Higher prices are on the way for Irish car buyers

Irish VRT changes not in keeping with spirit of EU recommendations and as a result Irish car buyers will end up paying more in 2021.

Recent changes in Budget 2021 will result in steeper prices for cars. That’s the assessment of Stephen Healy, head of Motoring Sector at Bank of Ireland who in recent weeks published his October Motor Sector News.

Healy also said that the motoring sector in Ireland unsuccessful in lobbying for changes in Budget 2021 that would have stimulated car sales. Instead, extensive changes to VRT (vehicle registration tax) bands and electric vehicle and hybrid reliefs will most likely drive car prices higher.

“By making it more expensive to buy newer cars, we’re absolutely not helping ourselves at all from an environmental perspective”

The Government like all governments across the EU said it would be implementing the new Worldwide Harmonised Light Vehicle Test Procedure (WLTP) in 2021 which involves more “real world” testing.

12 VRT tax bands ranging from 14pc to 36pc will be replaced with 20 new VRT bands ranging from 7pc to 37pc based on (higher) WLTP values were also introduced. Hybrid reliefs (i.e. €1500/€2500 max. rates) will end on 31/12/20 and will be replaced with lower VRT bands in 2021. As the subsidy will be removed, a net price increase will result for consumers next year. VRT relief will continue for EVs up to €40k but reduces for amounts between €40-50k and will no longer apply for amounts above €50k.

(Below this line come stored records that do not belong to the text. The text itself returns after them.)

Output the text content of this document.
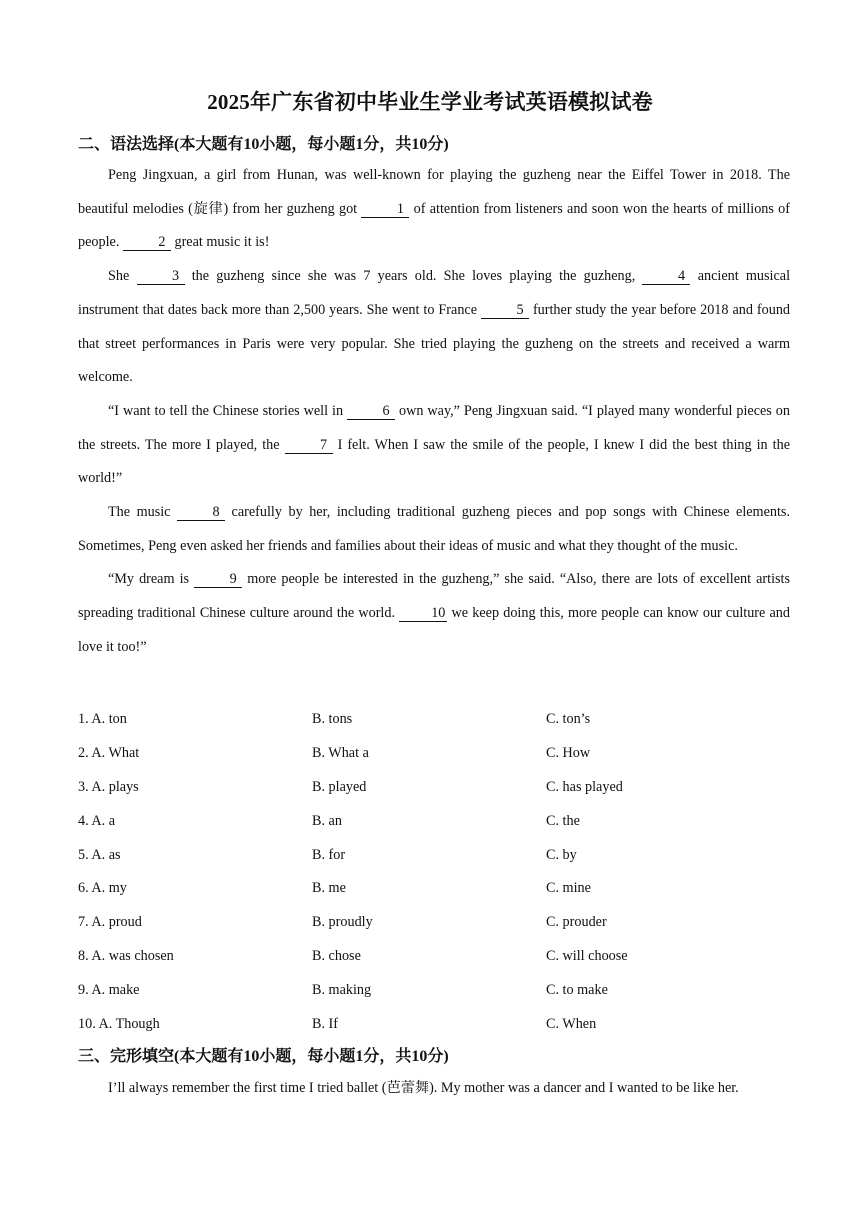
2025年广东省初中毕业生学业考试英语模拟试卷
二、语法选择(本大题有10小题，每小题1分，共10分)

Peng Jingxuan, a girl from Hunan, was well-known for playing the guzheng near the Eiffel Tower in 2018. The beautiful melodies (旋律) from her guzheng got 1 of attention from listeners and soon won the hearts of millions of people. 2 great music it is!

She 3 the guzheng since she was 7 years old. She loves playing the guzheng, 4 ancient musical instrument that dates back more than 2,500 years. She went to France 5 further study the year before 2018 and found that street performances in Paris were very popular. She tried playing the guzheng on the streets and received a warm welcome.

“I want to tell the Chinese stories well in 6 own way,” Peng Jingxuan said. “I played many wonderful pieces on the streets. The more I played, the 7 I felt. When I saw the smile of the people, I knew I did the best thing in the world!”

The music 8 carefully by her, including traditional guzheng pieces and pop songs with Chinese elements. Sometimes, Peng even asked her friends and families about their ideas of music and what they thought of the music.

“My dream is 9 more people be interested in the guzheng,” she said. “Also, there are lots of excellent artists spreading traditional Chinese culture around the world. 10 we keep doing this, more people can know our culture and love it too!”

1. A. ton	B. tons	C. ton’s
2. A. What	B. What a	C. How
3. A. plays	B. played	C. has played
4. A. a	B. an	C. the
5. A. as	B. for	C. by
6. A. my	B. me	C. mine
7. A. proud	B. proudly	C. prouder
8. A. was chosen	B. chose	C. will choose
9. A. make	B. making	C. to make
10. A. Though	B. If	C. When
三、完形填空(本大题有10小题，每小题1分，共10分)
I’ll always remember the first time I tried ballet (芭蕾舞). My mother was a dancer and I wanted to be like her.
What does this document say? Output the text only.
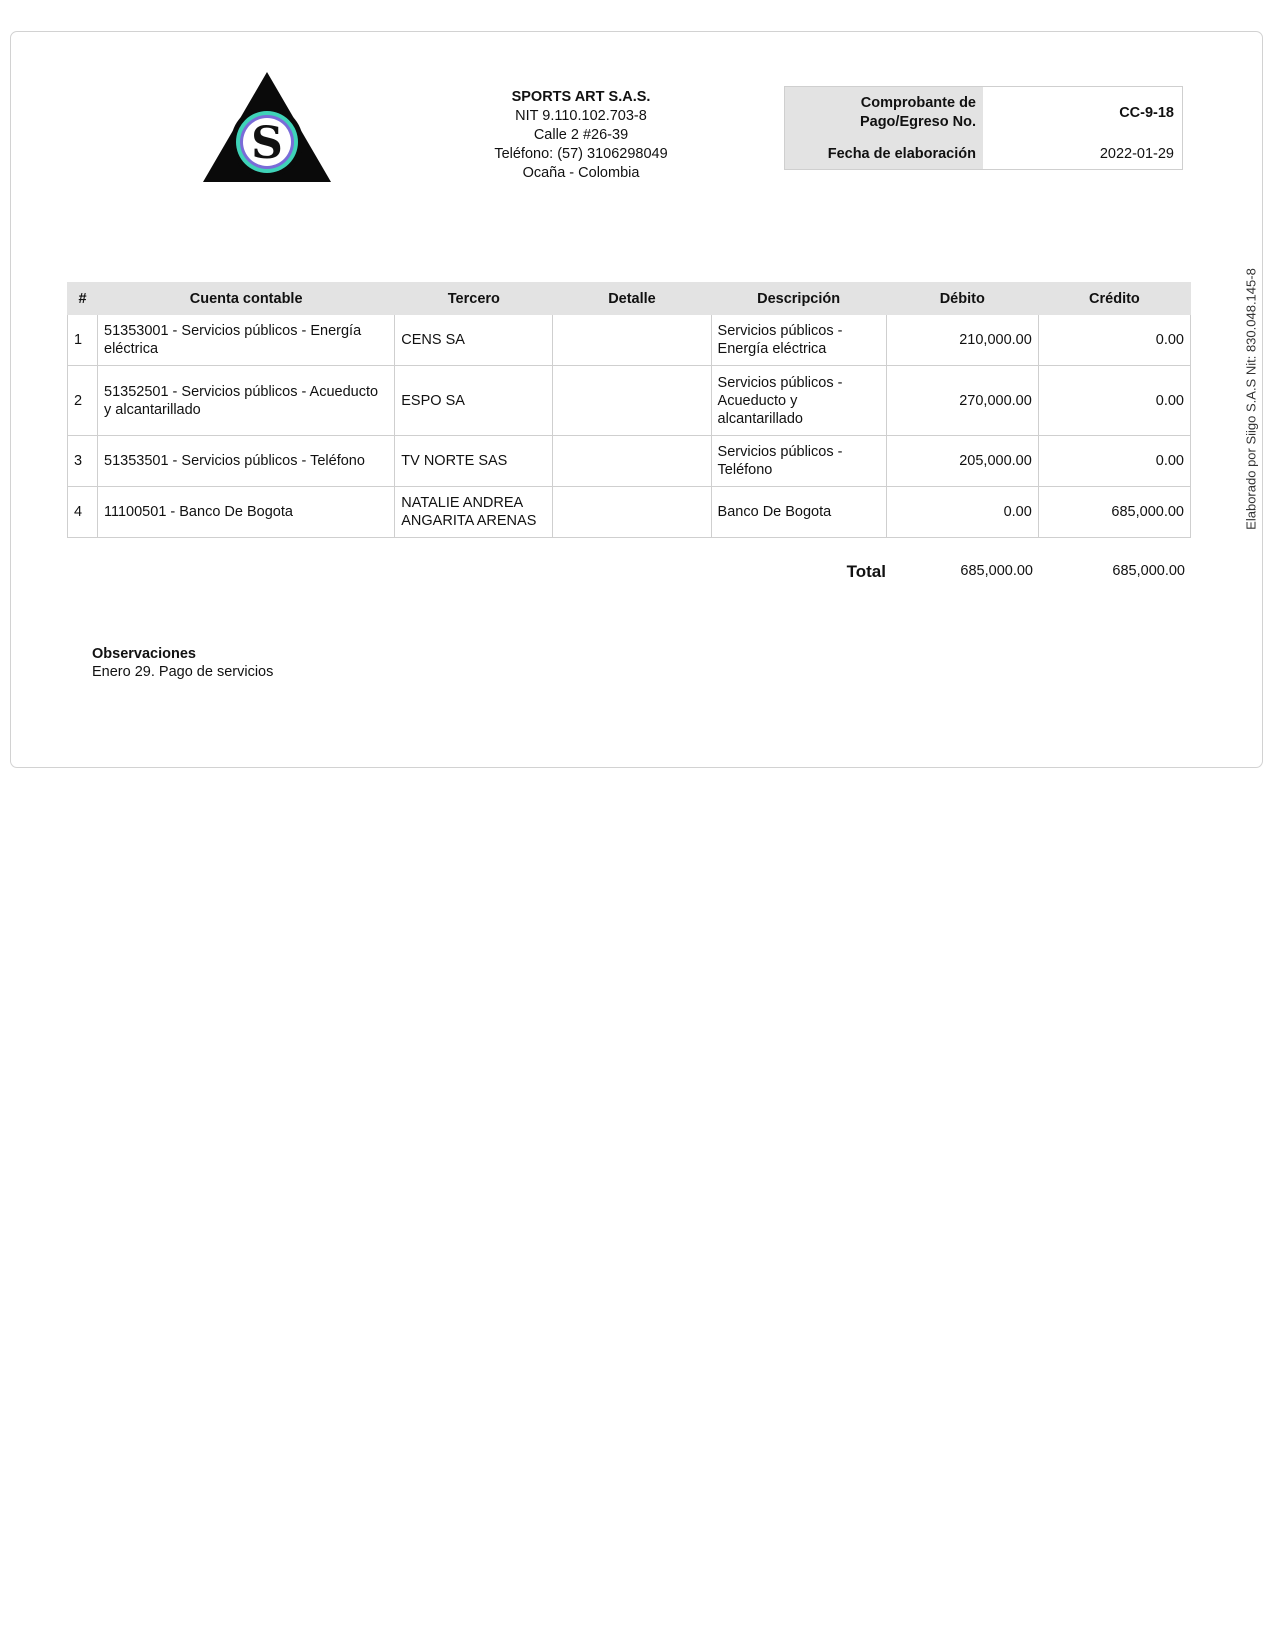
S
SPORTS ART S.A.S.
NIT 9.110.102.703-8
Calle 2 #26-39
Teléfono: (57) 3106298049
Ocaña - Colombia
Comprobante de Pago/Egreso No.
CC-9-18
Fecha de elaboración	2022-01-29
Elaborado por Siigo S.A.S Nit: 830.048.145-8
#	Cuenta contable	Tercero	Detalle	Descripción	Débito	Crédito
1	51353001 - Servicios públicos - Energía eléctrica	CENS SA		Servicios públicos - Energía eléctrica	210,000.00	0.00
2	51352501 - Servicios públicos - Acueducto y alcantarillado	ESPO SA		Servicios públicos - Acueducto y alcantarillado	270,000.00	0.00
3	51353501 - Servicios públicos - Teléfono	TV NORTE SAS		Servicios públicos - Teléfono	205,000.00	0.00
4	11100501 - Banco De Bogota	NATALIE ANDREA ANGARITA ARENAS		Banco De Bogota	0.00	685,000.00
Total	685,000.00	685,000.00
Observaciones
Enero 29. Pago de servicios
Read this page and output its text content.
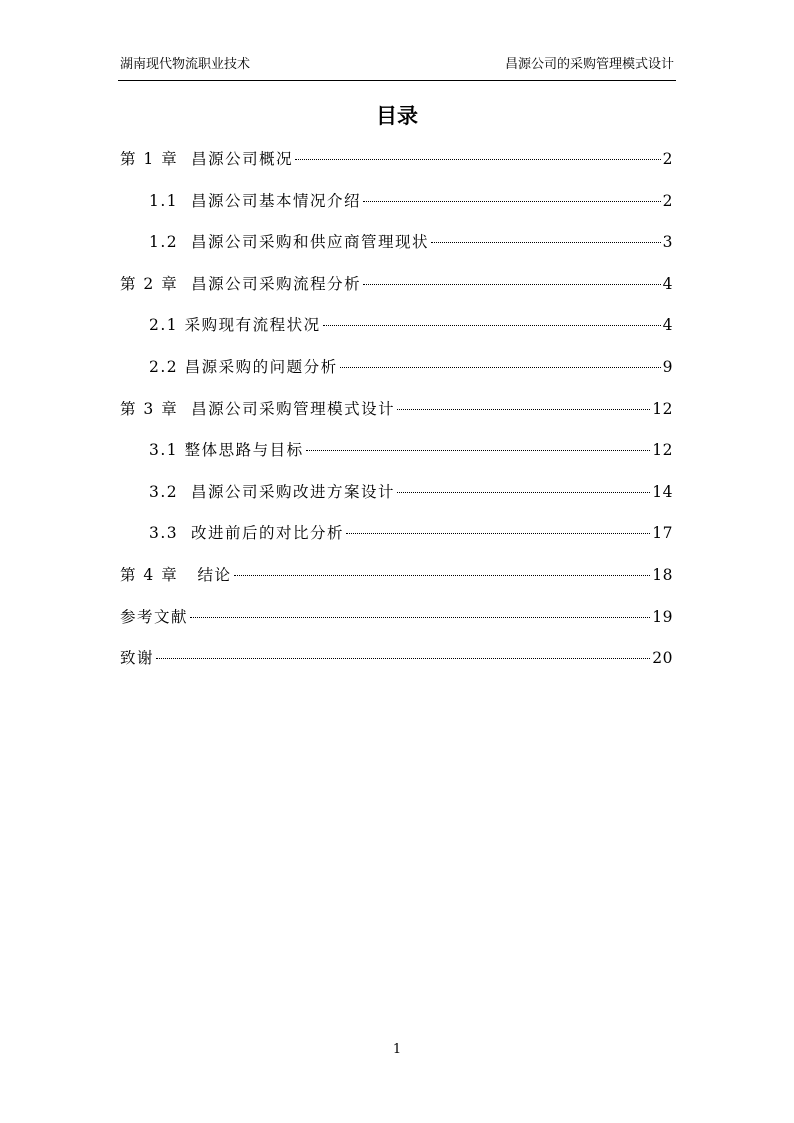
湖南现代物流职业技术	昌源公司的采购管理模式设计
目录
第 1 章  昌源公司概况	2
1.1  昌源公司基本情况介绍	2
1.2  昌源公司采购和供应商管理现状	3
第 2 章  昌源公司采购流程分析	4
2.1 采购现有流程状况	4
2.2 昌源采购的问题分析	9
第 3 章  昌源公司采购管理模式设计	12
3.1 整体思路与目标	12
3.2  昌源公司采购改进方案设计	14
3.3  改进前后的对比分析	17
第 4 章   结论	18
参考文献	19
致谢	20
1
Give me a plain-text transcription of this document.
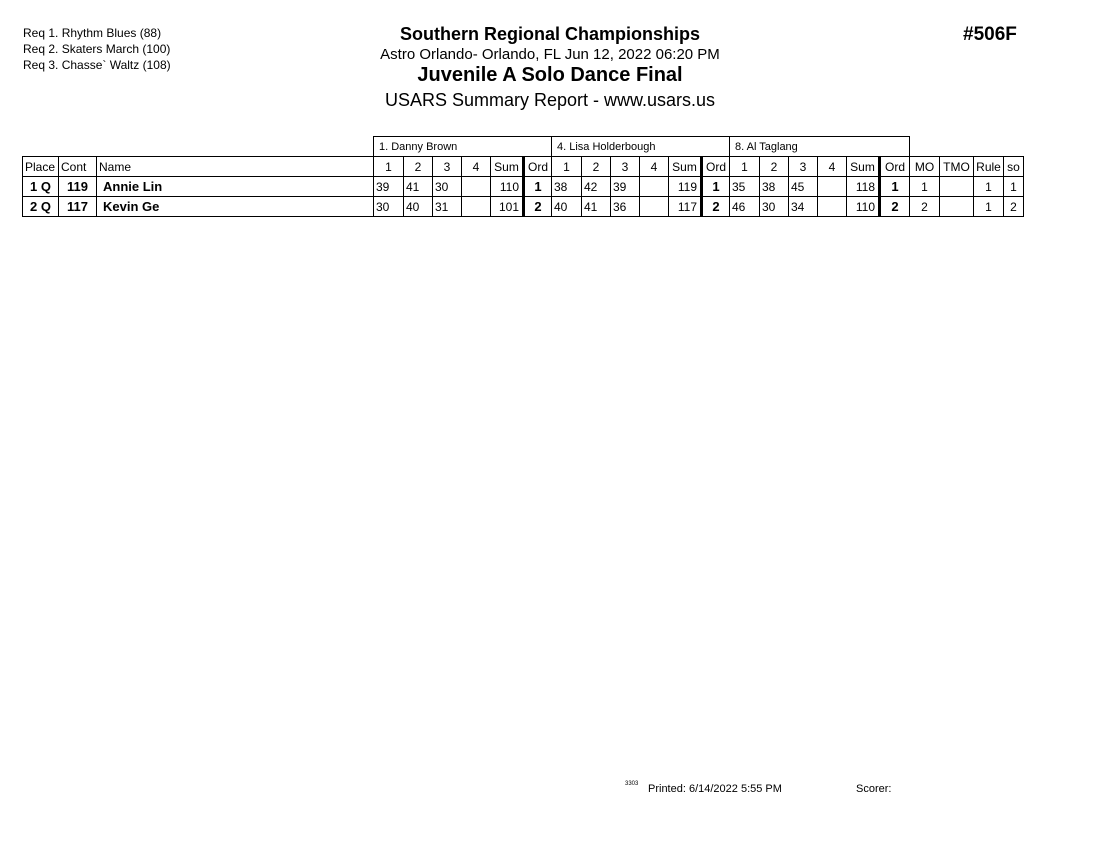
Req 1. Rhythm Blues (88)
Req 2. Skaters March (100)
Req 3. Chasse` Waltz (108)
Southern Regional Championships
Astro Orlando- Orlando, FL Jun 12, 2022 06:20 PM
Juvenile A Solo Dance Final
USARS Summary Report - www.usars.us
#506F
			1. Danny Brown						4. Lisa Holderbough						8. Al Taglang									
Place	Cont	Name	1	2	3	4	Sum	Ord	1	2	3	4	Sum	Ord	1	2	3	4	Sum	Ord	MO	TMO	Rule	so
1 Q	119	Annie Lin	39	41	30		110	1	38	42	39		119	1	35	38	45		118	1	1		1	1
2 Q	117	Kevin Ge	30	40	31		101	2	40	41	36		117	2	46	30	34		110	2	2		1	2
3303 Printed: 6/14/2022 5:55 PM	Scorer:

New motor tax bands will exist for all vehicles first registered from 2021 (new cars and used imports). Three motor tax tables will exist next year (i.e. pre- ’08 / 2008-2020 / 2021+).

Has Ireland scored an own goal?

Man in blue suit and blue tie.

Stephen Healy, head of Motoring Sector, Bank of Ireland

According to Healy WLTP produces higher C02 emission results with the effect of higher retail prices for consumers without government intervention. He said that the EU recommended that WLTP is introduced in each market in a revenue neutral manner.

“The EU said that when we move to WLTP there should be no implication for the consumer because the car isn’t producing any more CO2, it’s just a new method for calculation. And that was the spirit of the recommendation. However, in Ireland the Government in Budget 2021 interpreted it in such a way that it could make sweeping and radical VRT changes, which will result in significant price increase for consumers.”

Healy said that EU policy is driving down CO2 levels and the target is 95 grams next year for new vehicles, down from circa 122 in 2019. Car makers that fail to meet this standard could be hit with punitive EU fines.

“Manufacturers have already been working towards producing more environmentally-friendly cars with better fuel economy as well as hybrid and electric vehicles.”

He said that the irony of the sweeping VRT changes is that they will actually drive up the prices of newer, more environmentally friendly vehicles instead of making it more affordable for consumers to buy newer cars and instead will most like drive up demand for diesel vehicles.

“By making it more expensive to buy newer cars, we’re absolutely not helping ourselves at all from an environmental perspective,” Healy lamented.

He said this contrasts harshly with countries like France that have moved to better align new car prices with potential buyers’ income levels.

Healy said that Ireland already has a very high percentage of diesel car ownership at 43pc of vehicles while electric vehicle ownership currently stands at only 4.3pc.

“The timing of these VRT changes are counterintuitive. The spirit of the EU recommendations was that any changes would be price neutral. Consumers are already open to buying electric and hybrid vehicles but only when they become more affordable people will buy them.

“Combine this with an already tough economic situation, we’ve just made it more expensive for people to afford newer cars and we are not helping ourselves at all from an environmental perspective.”

According to the latest Motor Sector News, in the month of October, new passenger car (PC) sales increased 6.2pc (to 2,315 units), Light Commercial Vehicle (LCV) sales increased 56.2pc (to 1,667 units) and used imports declined 18.7pc (to 9,315 units).

In the first 10 months, the market declined 25.2 pc (to 86,870units). Volkswagen holds the #1 position with 12.1pc market share, followed by Toyota with 11.5pc in #2, Hyundai with 9.2pc in #3, Skoda with 8.4pc in #4 and Ford with 7.8pc in #5.

Healy said that the VAT reduction (2pc to end Feb 2021) will benefit consumers looking to buy cars now as this offsets part of the increase coming next year.

“As of Thursday last week, the SEAI have confirmed that grants for EVs/PHEVs will continue in 2021. In Q1 2021 the grants will be based on more favourable 2020 levels. From Q2 onwards the criteria will be adjusted. This should encourage consumers to buy in Q1.”

Asked if there is a good time to buy, Healy emphasised: “The best time is Q1. Those thinking of buying a new car should contact their local dealers as manufactures have now released attractive consumer offers to counter tax increases. It would be the best time to beat the price increase.”